A key factor of ME/CFS is that any action you make with your mind or body has a consequence the next day or a few days later. This means that when I do something, or even think about something too hard, my whole body quite literally shuts down and I cannot do anything. Not in a paralysis kind of way, but in the way where you are saying “I need to do this thing” to yourself and your body is saying “not today, let’s just sit, or let’s lie down” and no matter how much you try, you simply cannot. This is not just fatigue though, this is next level can’t think, can’t move, can’t function.
I am considered in the moderate range of ME/CFS meaning I am homebound, but not bed bound, though increasingly I have to go to bed as my body can’t stay upright some days (just saying that seems unreal to me). Basically, although most days I don’t get dressed, with a lot of effort I can, I can shower, I can move around the house. In truth though, all of these things come with an energy cost that is at times not worth it.
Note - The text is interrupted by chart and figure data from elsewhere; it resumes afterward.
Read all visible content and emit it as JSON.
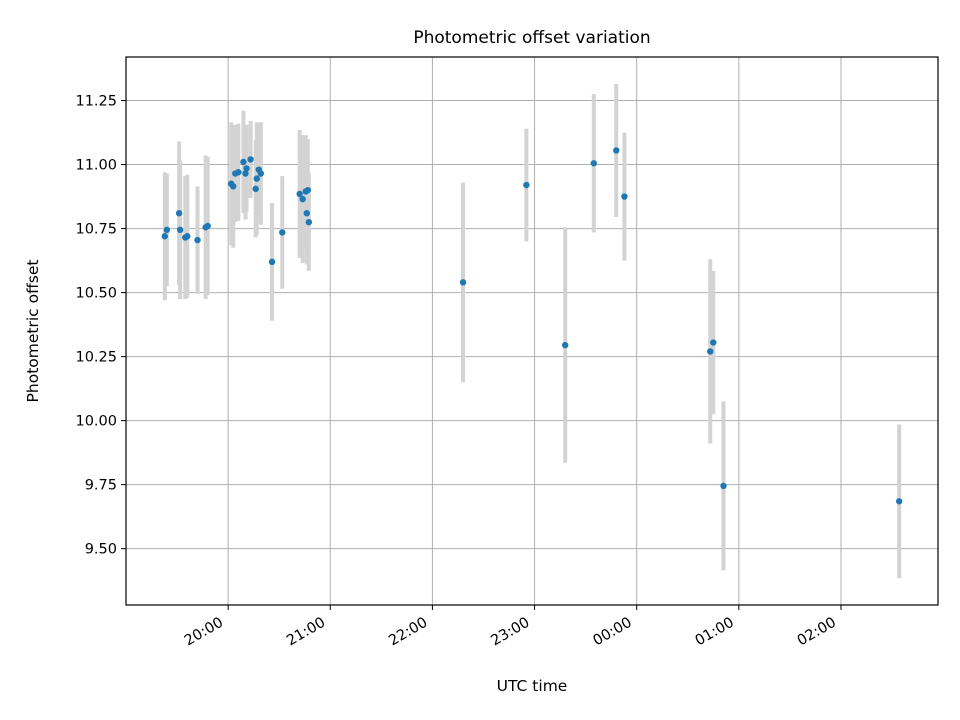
{
  "chart_data": {
    "type": "scatter",
    "title": "Photometric offset variation",
    "xlabel": "UTC time",
    "ylabel": "Photometric offset",
    "grid": true,
    "xlim_hours": [
      19.0,
      26.95
    ],
    "ylim": [
      9.28,
      11.42
    ],
    "x_ticks": [
      {
        "hour": 20,
        "label": "20:00"
      },
      {
        "hour": 21,
        "label": "21:00"
      },
      {
        "hour": 22,
        "label": "22:00"
      },
      {
        "hour": 23,
        "label": "23:00"
      },
      {
        "hour": 24,
        "label": "00:00"
      },
      {
        "hour": 25,
        "label": "01:00"
      },
      {
        "hour": 26,
        "label": "02:00"
      }
    ],
    "y_ticks": [
      {
        "value": 9.5,
        "label": "9.50"
      },
      {
        "value": 9.75,
        "label": "9.75"
      },
      {
        "value": 10.0,
        "label": "10.00"
      },
      {
        "value": 10.25,
        "label": "10.25"
      },
      {
        "value": 10.5,
        "label": "10.50"
      },
      {
        "value": 10.75,
        "label": "10.75"
      },
      {
        "value": 11.0,
        "label": "11.00"
      },
      {
        "value": 11.25,
        "label": "11.25"
      }
    ],
    "marker_color": "#1f77b4",
    "errorbar_color": "#d3d3d3",
    "points": [
      {
        "t": 19.38,
        "y": 10.72,
        "err": 0.25
      },
      {
        "t": 19.4,
        "y": 10.745,
        "err": 0.22
      },
      {
        "t": 19.52,
        "y": 10.81,
        "err": 0.28
      },
      {
        "t": 19.53,
        "y": 10.745,
        "err": 0.27
      },
      {
        "t": 19.58,
        "y": 10.715,
        "err": 0.24
      },
      {
        "t": 19.6,
        "y": 10.72,
        "err": 0.24
      },
      {
        "t": 19.7,
        "y": 10.705,
        "err": 0.21
      },
      {
        "t": 19.78,
        "y": 10.755,
        "err": 0.28
      },
      {
        "t": 19.8,
        "y": 10.76,
        "err": 0.27
      },
      {
        "t": 20.03,
        "y": 10.925,
        "err": 0.24
      },
      {
        "t": 20.05,
        "y": 10.915,
        "err": 0.24
      },
      {
        "t": 20.07,
        "y": 10.965,
        "err": 0.19
      },
      {
        "t": 20.1,
        "y": 10.97,
        "err": 0.19
      },
      {
        "t": 20.15,
        "y": 11.01,
        "err": 0.2
      },
      {
        "t": 20.17,
        "y": 10.965,
        "err": 0.18
      },
      {
        "t": 20.18,
        "y": 10.985,
        "err": 0.17
      },
      {
        "t": 20.22,
        "y": 11.02,
        "err": 0.15
      },
      {
        "t": 20.27,
        "y": 10.905,
        "err": 0.19
      },
      {
        "t": 20.28,
        "y": 10.945,
        "err": 0.22
      },
      {
        "t": 20.3,
        "y": 10.98,
        "err": 0.18
      },
      {
        "t": 20.32,
        "y": 10.965,
        "err": 0.2
      },
      {
        "t": 20.43,
        "y": 10.62,
        "err": 0.23
      },
      {
        "t": 20.53,
        "y": 10.735,
        "err": 0.22
      },
      {
        "t": 20.7,
        "y": 10.885,
        "err": 0.25
      },
      {
        "t": 20.73,
        "y": 10.865,
        "err": 0.25
      },
      {
        "t": 20.76,
        "y": 10.895,
        "err": 0.22
      },
      {
        "t": 20.77,
        "y": 10.81,
        "err": 0.2
      },
      {
        "t": 20.78,
        "y": 10.9,
        "err": 0.2
      },
      {
        "t": 20.79,
        "y": 10.775,
        "err": 0.19
      },
      {
        "t": 22.3,
        "y": 10.54,
        "err": 0.39
      },
      {
        "t": 22.92,
        "y": 10.92,
        "err": 0.22
      },
      {
        "t": 23.3,
        "y": 10.295,
        "err": 0.46
      },
      {
        "t": 23.58,
        "y": 11.005,
        "err": 0.27
      },
      {
        "t": 23.8,
        "y": 11.055,
        "err": 0.26
      },
      {
        "t": 23.88,
        "y": 10.875,
        "err": 0.25
      },
      {
        "t": 24.72,
        "y": 10.27,
        "err": 0.36
      },
      {
        "t": 24.75,
        "y": 10.305,
        "err": 0.28
      },
      {
        "t": 24.85,
        "y": 9.745,
        "err": 0.33
      },
      {
        "t": 26.57,
        "y": 9.685,
        "err": 0.3
      }
    ]
  }
}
Coupled with the extreme post exertional malaise is also the neurologic symptoms. For me it is extreme brain fog where at times even thinking is too hard and conversations feel stilted. Keeping up with conversations, especially in crowded areas, are awfully hard. I wondered if I wasn’t getting dementia at one point because my brain just feels slower, like a deep black hole slower. I also have varying pain, tingling and numbness throughout the body as well as itching in the oddest places like my eyelids and my ears. Sleep dysfunction is now my norm – I either cannot fall asleep, stay asleep or go a night without night terrors. These are just a small sample of the afflictions.
As each new symptom arrives I make a mental note – is this AuDHD or ME/CFS? My psych asks me to consider if it matters. The point is I am experiencing disabling dysfunction, does it matter where it come from. Well, for one, to the NDIS it matters very much. They will fund anything to do with my Autism, but not my ME/CFS. So I automatically make that mental note despite my neurodivergence being directly attributable to how my body responds to the ME/CFS. No-one can truly seperate them, but the NDIS will attempt to do exactly that.
Still, I shouldn’t complain. I do have some domestic help now and that has truly made all the difference. Thus, I am incredibly grateful that I live in a country that has such a thing as the NDIS. Sure they make life difficult getting you to prove your disability and then using a very narrow disability lens to access the support once you have provided proof, but you know what, that it is in existence at all, is amazing, and I am not going to knock it.
So, leaning in to my new disability – AuDHD, ME/CFS, CPTSD and Depression. It sounds like a lot. It is a lot! But I do have a lot to be grateful for – beautiful and caring family, lovely home, an increasing team around me who is there to support me as much as possible. Sure, going through an autistic burnout or ME/CFS crash can be difficult to navigate, but I do have support and I am so very grateful for that. Chronic illness can be so isolating it can be difficult to remember these things. I have to consciously remind myself of the support I have.
It’s a difficult barrel to be looking down, this life of eternal chronical illness, but I have much to help me on that journey. I just have to try to remember that in my deepest, darkest moments.